A violência do dinheiro, ou melhor, a violência de não se ter dinheiro, e assim reprimir a todo momento a própria vontade em meio a abundancia; a violência de uma ordem social hierárquica, rígida e injusta, que tem na exclusão o motor de seu progresso; a violência, inerente a ao enfraquecimento da instituição familiar, de ser colocado socialmente cada vez mais como indivíduo; a loucura agitada das grandes metrópoles, a suave violência de ser mais um, qualquer um, alguém cuja vida ninguém se importa, senão quando um crime hediondo ironicamente a resgata de sua “ninguendade” publicando o seu fim num jornal.

Sem resolver estas questões, a sociedade contemporânea contentou-se em apostar na única política que se apresenta minimamente possível: o fortalecimento das instituições disciplinares da polícia ou da justiça, o aumento da punição, a redução da oferta de armas, etc. Estas políticas, embora razoáveis nos “marcos da normalidade”, lidam apenas com o “velho crime”, mas não podem dar conta da sofisticada perversão impregnada na cultura.

A política de segurança pública, por mais eficaz que seja, é incapaz de impedir a tirania daquele que vinga o bulling atirando indistintamente nos colegas. Ela é incapaz de nos proteger por completo da sandice do terrorista suicida que explode (por causas políticas ou religiosas) e leva com ele centenas de pessoas num voo comercial.

Ela é insuficiente, e sempre será, contra o sequestrador que aprisiona uma menina por uma década no porão para fazê-la escrava sexual.

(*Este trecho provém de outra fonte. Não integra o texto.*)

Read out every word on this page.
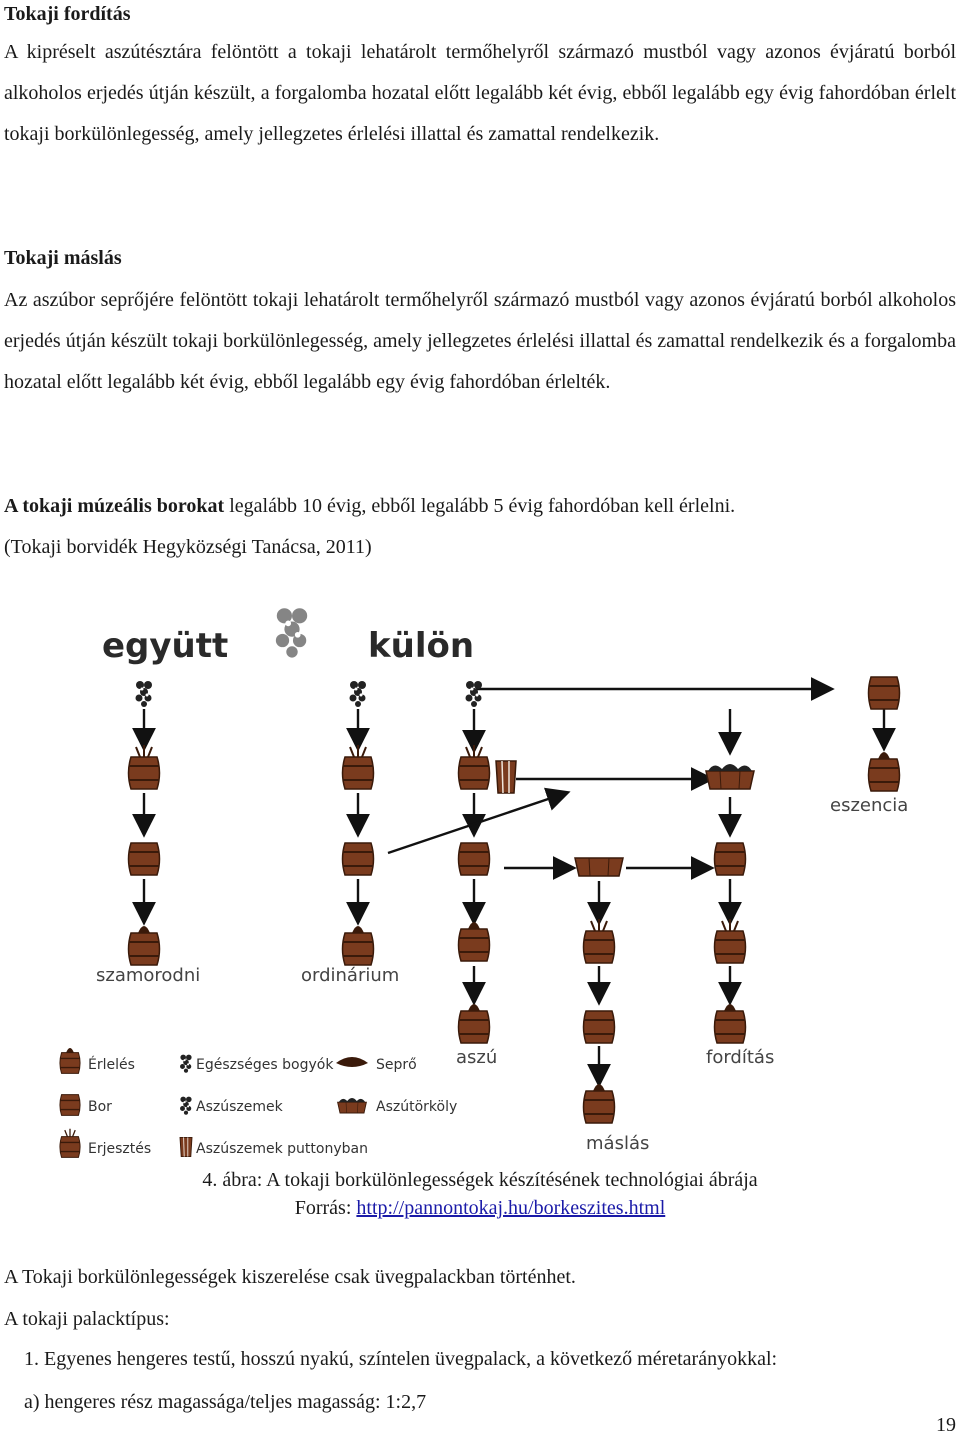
Tokaji fordítás

A kipréselt aszútésztára felöntött a tokaji lehatárolt termőhelyről származó mustból vagy azonos évjáratú borból alkoholos erjedés útján készült, a forgalomba hozatal előtt legalább két évig, ebből legalább egy évig fahordóban érlelt tokaji borkülönlegesség, amely jellegzetes érlelési illattal és zamattal rendelkezik.

Tokaji máslás

Az aszúbor seprőjére felöntött tokaji lehatárolt termőhelyről származó mustból vagy azonos évjáratú borból alkoholos erjedés útján készült tokaji borkülönlegesség, amely jellegzetes érlelési illattal és zamattal rendelkezik és a forgalomba hozatal előtt legalább két évig, ebből legalább egy évig fahordóban érlelték.

A tokaji múzeális borokat legalább 10 évig, ebből legalább 5 évig fahordóban kell érlelni.

(Tokaji borvidék Hegyközségi Tanácsa, 2011)

együtt	külön
szamorodni	ordinárium
aszú
máslás
fordítás
eszencia
Érlelés
Bor
Erjesztés
Egészséges bogyók
Aszúszemek
Aszúszemek puttonyban
Seprő
Aszútörköly
4. ábra: A tokaji borkülönlegességek készítésének technológiai ábrája
Forrás: http://pannontokaj.hu/borkeszites.html

A Tokaji borkülönlegességek kiszerelése csak üvegpalackban történhet.

A tokaji palacktípus:

1. Egyenes hengeres testű, hosszú nyakú, színtelen üvegpalack, a következő méretarányokkal:

a) hengeres rész magassága/teljes magasság: 1:2,7

19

Ela nunca poderá dar conta da perversão de um pai e de uma madrasta que jogam uma menina do alto de um prédio, ou aplicam injeção letal ao garoto rejeitado, ou ainda da sociopatia da menina rica e bem-criada que manda matar a pauladas os pais que dormem, inocentes, no quarto ao lado. Kubrick não inventou a ultraviolência, apenas escancarou a sua moderna banalidade. Quem sabe como cura-la?

(*) Pedro Pedrossian Neto é mestre em economia política e professor da PUC-SP.